Il sottotitolo, “Scritto politico postumo”, aggiunge un ulteriore motivo di interesse a questo ultimo testo (volutamente “postumo”) di Mario Tronti, uno dei maggiori filosofi del Novecento e padre del marxismo operaista italiano: l’essere un lascito teorico e politico del lavoro di filosofo. E della passione politica e del rigore filosofico di Tronti a poco più di un anno dalla sua scomparsa, questa riflessione sulla storia che è anche una sua riflessione sulla sua vicenda di pensatori mantiene, la passione, l’ironia e il disincanto di sempre.
«Apprendere il proprio tempo col pensiero – riconoscibile citazione hegeliana – è già fare politica. È un prender parte al destino del mondo umano, così come ce l’hai di fronte, fuori di te e contro di te. Per conoscerlo, certo. Ma la conoscenza non è neutra. Chi semplicemente vuole conoscere ha già scelto da che parte stare. Che ne sia o no consapevole, ha già firmato la pace con il proprio tempo (…). Che fare della storia del tuo tempo, mentre la conosci, nelle sue forme di mondo, nelle sue forme di vita? Questa, per me, è la domanda. Conosco tre risposte: conservare, migliorare, rovesciare. Troppo semplice? Abbiamo, oggi, il compito etico-politico di trovare parole facili per pensieri difficili. Parlare ai più sapendo che ti ascolteranno in pochi. Perché non è l’ascolto dei pochi che ti rassicura, è la condizione dei molti che ti inquieta. Scrivi non per chi ti legge, ma per quelli che non possono leggerti. Il pensiero è a loro che pensa (…)

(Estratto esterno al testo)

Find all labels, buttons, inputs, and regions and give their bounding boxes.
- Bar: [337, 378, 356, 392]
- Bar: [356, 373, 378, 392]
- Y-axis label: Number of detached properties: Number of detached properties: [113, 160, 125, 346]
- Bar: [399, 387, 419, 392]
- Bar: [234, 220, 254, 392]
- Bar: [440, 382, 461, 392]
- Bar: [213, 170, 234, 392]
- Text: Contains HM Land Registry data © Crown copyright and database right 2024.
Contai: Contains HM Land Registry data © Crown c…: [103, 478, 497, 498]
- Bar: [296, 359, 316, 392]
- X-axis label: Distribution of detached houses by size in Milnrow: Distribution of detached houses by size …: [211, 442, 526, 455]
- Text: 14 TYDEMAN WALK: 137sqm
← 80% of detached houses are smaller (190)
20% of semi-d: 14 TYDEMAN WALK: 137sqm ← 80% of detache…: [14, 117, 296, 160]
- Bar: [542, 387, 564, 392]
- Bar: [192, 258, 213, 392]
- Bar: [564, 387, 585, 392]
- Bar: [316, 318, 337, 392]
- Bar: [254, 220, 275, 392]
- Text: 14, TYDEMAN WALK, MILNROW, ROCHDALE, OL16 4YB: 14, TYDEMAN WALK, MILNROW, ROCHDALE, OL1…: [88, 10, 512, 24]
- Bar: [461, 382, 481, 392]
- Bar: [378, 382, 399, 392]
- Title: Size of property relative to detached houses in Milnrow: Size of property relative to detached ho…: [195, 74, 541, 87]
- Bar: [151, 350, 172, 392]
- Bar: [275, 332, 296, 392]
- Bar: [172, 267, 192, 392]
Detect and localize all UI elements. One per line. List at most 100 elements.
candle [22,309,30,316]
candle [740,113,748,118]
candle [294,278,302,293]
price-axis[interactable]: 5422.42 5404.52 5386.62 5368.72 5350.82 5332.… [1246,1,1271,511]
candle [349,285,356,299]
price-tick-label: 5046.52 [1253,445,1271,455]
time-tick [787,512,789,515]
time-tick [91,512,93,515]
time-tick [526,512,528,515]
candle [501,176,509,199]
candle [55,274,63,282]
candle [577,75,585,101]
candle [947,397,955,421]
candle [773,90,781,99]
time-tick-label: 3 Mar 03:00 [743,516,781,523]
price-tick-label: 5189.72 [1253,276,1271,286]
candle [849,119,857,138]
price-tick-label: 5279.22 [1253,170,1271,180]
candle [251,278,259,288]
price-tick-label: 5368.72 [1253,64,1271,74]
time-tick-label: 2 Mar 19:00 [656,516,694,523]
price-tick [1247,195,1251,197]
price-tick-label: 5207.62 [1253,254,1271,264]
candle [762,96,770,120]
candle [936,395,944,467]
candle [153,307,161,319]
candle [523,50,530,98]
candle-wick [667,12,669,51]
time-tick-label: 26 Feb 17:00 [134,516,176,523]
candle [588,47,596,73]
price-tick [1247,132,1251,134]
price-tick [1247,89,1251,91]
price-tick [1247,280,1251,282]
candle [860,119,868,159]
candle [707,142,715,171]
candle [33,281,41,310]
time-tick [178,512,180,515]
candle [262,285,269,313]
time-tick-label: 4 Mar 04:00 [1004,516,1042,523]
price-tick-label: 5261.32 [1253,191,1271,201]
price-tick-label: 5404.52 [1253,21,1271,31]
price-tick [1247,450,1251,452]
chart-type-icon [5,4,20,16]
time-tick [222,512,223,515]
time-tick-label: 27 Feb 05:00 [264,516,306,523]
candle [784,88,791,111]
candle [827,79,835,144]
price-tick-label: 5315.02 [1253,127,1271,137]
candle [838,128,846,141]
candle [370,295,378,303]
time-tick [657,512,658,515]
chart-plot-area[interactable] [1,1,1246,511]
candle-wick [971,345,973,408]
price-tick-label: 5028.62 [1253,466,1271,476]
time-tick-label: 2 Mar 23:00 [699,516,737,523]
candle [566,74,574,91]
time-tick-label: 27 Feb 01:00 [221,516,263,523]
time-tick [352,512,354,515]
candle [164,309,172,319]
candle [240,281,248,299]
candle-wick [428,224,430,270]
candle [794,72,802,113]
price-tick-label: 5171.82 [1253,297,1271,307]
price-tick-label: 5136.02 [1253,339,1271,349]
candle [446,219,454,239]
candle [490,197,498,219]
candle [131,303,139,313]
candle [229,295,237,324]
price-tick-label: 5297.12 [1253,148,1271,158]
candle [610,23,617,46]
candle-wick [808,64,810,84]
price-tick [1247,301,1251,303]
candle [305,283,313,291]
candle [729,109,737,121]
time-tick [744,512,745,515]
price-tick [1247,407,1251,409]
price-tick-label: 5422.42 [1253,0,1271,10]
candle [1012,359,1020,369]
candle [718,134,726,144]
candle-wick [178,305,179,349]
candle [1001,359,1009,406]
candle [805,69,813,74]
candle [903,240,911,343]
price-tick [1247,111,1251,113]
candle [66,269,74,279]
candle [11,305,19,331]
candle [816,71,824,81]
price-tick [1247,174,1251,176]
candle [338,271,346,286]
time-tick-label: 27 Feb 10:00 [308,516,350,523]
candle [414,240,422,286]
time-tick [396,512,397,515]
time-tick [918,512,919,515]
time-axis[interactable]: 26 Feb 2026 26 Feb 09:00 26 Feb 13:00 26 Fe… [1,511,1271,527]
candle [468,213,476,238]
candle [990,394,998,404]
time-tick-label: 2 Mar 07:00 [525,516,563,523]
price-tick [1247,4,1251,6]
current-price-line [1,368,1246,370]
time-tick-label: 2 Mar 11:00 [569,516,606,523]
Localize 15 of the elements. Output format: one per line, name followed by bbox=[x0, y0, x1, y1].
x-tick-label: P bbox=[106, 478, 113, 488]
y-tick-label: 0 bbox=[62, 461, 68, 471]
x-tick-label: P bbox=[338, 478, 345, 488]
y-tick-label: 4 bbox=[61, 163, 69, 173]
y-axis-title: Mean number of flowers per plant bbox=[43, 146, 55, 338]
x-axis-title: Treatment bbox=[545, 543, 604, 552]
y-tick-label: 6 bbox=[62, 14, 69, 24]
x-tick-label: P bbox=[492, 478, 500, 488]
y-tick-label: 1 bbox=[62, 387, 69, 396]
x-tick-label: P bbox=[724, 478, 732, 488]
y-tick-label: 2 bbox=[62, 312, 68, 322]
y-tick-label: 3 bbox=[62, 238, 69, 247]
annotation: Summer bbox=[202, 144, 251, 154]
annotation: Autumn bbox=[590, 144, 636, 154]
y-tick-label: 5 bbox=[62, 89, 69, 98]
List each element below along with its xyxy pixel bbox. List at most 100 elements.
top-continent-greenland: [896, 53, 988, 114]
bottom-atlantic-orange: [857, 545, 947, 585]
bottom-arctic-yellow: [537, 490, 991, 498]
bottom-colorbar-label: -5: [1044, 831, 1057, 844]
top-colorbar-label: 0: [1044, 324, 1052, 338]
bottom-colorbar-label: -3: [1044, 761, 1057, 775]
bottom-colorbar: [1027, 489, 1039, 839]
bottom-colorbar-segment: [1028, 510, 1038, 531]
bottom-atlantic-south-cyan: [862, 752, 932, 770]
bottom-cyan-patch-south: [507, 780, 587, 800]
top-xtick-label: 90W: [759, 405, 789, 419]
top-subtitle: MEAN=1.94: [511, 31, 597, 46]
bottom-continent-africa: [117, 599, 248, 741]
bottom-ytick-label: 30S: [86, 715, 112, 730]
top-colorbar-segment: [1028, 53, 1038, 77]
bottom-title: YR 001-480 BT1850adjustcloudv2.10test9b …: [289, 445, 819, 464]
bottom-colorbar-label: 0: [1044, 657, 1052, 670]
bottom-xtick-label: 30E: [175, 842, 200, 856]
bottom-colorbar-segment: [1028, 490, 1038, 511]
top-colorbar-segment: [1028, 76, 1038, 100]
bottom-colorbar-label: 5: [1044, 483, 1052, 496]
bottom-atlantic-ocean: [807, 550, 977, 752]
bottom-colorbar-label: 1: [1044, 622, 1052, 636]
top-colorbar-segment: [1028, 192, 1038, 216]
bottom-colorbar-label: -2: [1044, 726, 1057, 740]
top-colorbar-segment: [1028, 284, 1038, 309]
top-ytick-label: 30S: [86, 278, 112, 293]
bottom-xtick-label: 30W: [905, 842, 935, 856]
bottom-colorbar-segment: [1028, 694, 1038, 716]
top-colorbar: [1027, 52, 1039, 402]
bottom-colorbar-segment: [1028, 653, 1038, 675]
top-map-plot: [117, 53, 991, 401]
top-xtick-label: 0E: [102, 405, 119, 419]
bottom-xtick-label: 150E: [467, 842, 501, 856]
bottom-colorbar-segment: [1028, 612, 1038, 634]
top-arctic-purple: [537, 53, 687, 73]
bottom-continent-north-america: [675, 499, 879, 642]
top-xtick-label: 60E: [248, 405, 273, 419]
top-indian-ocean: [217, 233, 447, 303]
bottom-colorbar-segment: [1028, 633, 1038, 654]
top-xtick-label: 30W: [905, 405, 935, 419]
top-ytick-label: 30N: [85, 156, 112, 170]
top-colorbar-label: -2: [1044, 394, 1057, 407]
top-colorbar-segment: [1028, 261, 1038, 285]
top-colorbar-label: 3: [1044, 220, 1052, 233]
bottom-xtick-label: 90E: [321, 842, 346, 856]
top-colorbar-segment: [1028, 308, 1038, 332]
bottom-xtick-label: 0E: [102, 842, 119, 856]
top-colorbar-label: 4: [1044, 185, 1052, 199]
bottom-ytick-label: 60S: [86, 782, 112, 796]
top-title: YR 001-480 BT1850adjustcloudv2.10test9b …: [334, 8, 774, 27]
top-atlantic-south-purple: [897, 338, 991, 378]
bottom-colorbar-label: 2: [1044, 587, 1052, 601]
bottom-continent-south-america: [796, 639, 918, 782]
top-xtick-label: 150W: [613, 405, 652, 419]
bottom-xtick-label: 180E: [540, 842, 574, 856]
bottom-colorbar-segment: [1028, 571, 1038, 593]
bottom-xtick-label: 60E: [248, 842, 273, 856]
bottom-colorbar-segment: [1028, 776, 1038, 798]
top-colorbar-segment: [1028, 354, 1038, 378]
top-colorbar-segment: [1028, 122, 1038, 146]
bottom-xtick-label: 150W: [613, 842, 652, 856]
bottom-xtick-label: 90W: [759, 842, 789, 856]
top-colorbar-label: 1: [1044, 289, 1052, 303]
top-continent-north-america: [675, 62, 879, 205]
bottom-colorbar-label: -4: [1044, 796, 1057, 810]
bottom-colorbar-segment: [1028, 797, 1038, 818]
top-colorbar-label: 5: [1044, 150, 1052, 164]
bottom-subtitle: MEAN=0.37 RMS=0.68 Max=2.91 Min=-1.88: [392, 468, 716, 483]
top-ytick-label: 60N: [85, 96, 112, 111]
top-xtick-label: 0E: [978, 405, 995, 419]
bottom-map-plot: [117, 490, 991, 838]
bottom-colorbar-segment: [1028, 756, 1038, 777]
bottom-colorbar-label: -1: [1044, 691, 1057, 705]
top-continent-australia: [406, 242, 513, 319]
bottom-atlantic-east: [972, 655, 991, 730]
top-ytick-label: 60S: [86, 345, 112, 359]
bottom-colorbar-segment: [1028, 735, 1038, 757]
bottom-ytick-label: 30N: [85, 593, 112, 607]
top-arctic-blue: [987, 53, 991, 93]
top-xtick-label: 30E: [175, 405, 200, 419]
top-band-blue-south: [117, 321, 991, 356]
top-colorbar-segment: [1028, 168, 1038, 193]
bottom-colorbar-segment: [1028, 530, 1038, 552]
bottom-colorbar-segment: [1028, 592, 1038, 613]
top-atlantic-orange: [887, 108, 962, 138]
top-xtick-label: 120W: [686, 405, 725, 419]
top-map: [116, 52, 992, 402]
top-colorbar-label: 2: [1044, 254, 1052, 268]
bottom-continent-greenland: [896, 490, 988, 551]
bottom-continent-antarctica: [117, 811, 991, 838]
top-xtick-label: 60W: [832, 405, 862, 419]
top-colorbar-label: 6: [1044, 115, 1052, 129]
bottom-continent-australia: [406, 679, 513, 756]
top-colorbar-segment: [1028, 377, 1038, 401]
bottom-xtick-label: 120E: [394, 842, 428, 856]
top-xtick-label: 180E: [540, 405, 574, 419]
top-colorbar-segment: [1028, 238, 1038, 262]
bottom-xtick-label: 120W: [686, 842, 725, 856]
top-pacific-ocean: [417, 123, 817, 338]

Lo storico racconta la storia. Il filosofo la interpreta. Il politico la pensa. Pensare la storia non è raccontare e non è interpretare. È conoscere per trasformare, come imparammo una volta per tutte in gioventù e fino in vecchiaia non abbiamo fatto altro che cercare ancora di approfondire, contingenza dopo contingenza. Il politico che non pensa la storia non fa politica. Questo vale per tutti. Il grande conservatore lo fa e, dobbiamo dire, gli riesce abbastanza bene. Il riformista lo ha fatto in lontane epoche passate, ma è da tempo, da molto tempo, che ha disimparato a farlo. Il rivoluzionario, riconosciamolo, è quello che rischia di più. Può pensare la storia ideologicamente o realisticamente. Deve scegliere: sapendo che nel primo caso produce inevitabilmente illusioni di rovesciamento, e che nel secondo caso, alternativamente, può provocare guasti irreparabili oppure può accontentarsi di soluzioni al ribasso. L’unico rimedio è andare a scuola del nemico se si vuole veramente sconfiggerlo. La grande conservazione, delle cose come stanno, ha una pratica di lunga durata, sociale e istituzionale. Possederla è indispensabile, per capire le leggi di movimento dei processi. Le sue fondamenta antropologiche toccano la carne viva della storia. Ancora più indispensabile è frequentarla, armato di un punto di vista sovversivo, inattaccabile, incatturabile, autonomo, in una parola, libero.
Il realismo politico è una cosa seria. Va praticato a un livello alto di pensiero e di azione. Non è roba da faccendieri, da mestatori, da manovrieri… Realismo politico è lucida analisi dei rapporti di forza in campo, giudizio disincantato sugli interessi in conflitto, calcolo delle possibilità di successo di un’iniziativa, a difesa o all’attacco. Suo luogo di elezione è lo stato di eccezione, dove c’è spinta oggettiva a salire di livello. Ma vale anche per lo stato normale, dove è necessaria una sapienza soggettiva per non rimanere chiusi dentro una situazione bloccata. Può essere dunque sia la presa del Palazzo d’Inverno in uno spazio e tempo che improvvisamente la rendono possibile, sia la cura attenta di un necessario sforzo di lunga durata per far maturare gradualmente le condizioni di un salto di sistema.»
Mario Tronti, Il proprio tempo appreso col pensiero.